Não existe um animal de raça zebuína mocha que não tenha genética taurina, se conferido o DNA mitocondrial. Em todas elas, o caráter mocho foi adquirido por absorção em cima de uma base taurina mocha.

Alguns sinais em animais classificados como zebuínos e que indicam a participação de taurinos na sua constituição genética são: pelos da vassoura da cauda subindo até mais alto em direção da base da mesma; pelos mais grossos; olhos mais redondos; cupim não muito característico quanto à forma e posição. Mas esses pontos somente quando o cruzamento original tauríndico é mais recente na genealogia real.

De todo o exposto até aqui, uma possível conclusão de muita importância: se entrarmos em uma máquina do tempo em busca dos antepassados do nosso gado atual, os genes deles parecerão com os de indivíduos muito próximos deles na aparência. Que se tenha em mente que na expressão “gado atual” estão incluídos taurinos e zebuínos. Os ancestrais genéricos deles de 50 mil anos atrás seriam postos no mesmo envelope de variabilidade de que vemos pelo mundo atualmente.
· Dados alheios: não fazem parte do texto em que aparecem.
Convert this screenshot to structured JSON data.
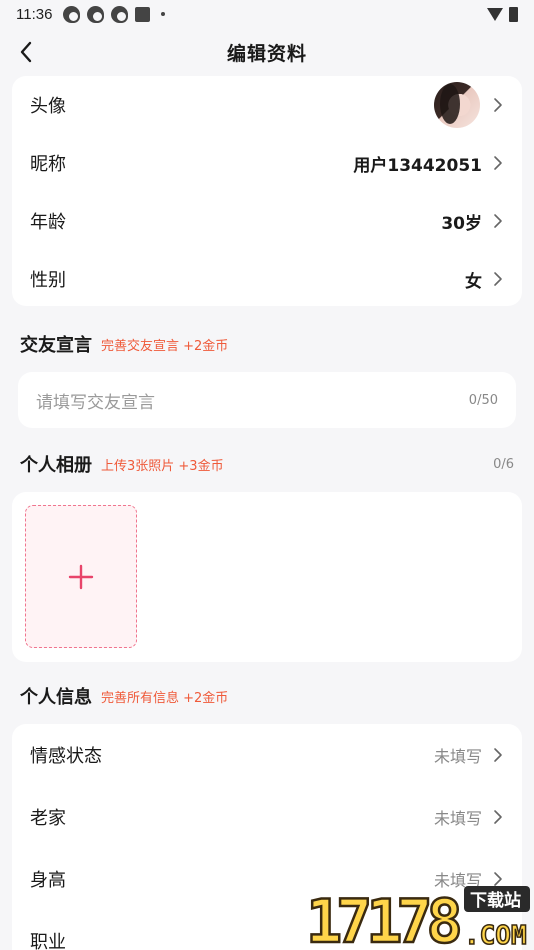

Na prática da pecuária nem interessa a exata classificação por espécie (Bos indicus) ou subespécie (não importando se Bos taurus indicus ou Bos primigenius namandicus). Em tal atividade, o tempo de parceria entre homem e gado bovino, mostrou que o zebuíno é um grupamento com muitas distinções sobre os seus semelhantes de gênero e espécie, independentemente de um conceito de classificação unânime por cientistas. Realmente um grupamento biológico com características bem próprias, fértil, e com muitas qualidades que a fizeram bem próxima da convivência da espécie humana.

Ah! Isso vale até para nós humanos.

*O Zootecnista José Otávio Lemos, produtor rural, jurado e conselheiro técnico da ABCZ e diretor da JOL Empresa Múltipla Assessoria e Consultoria.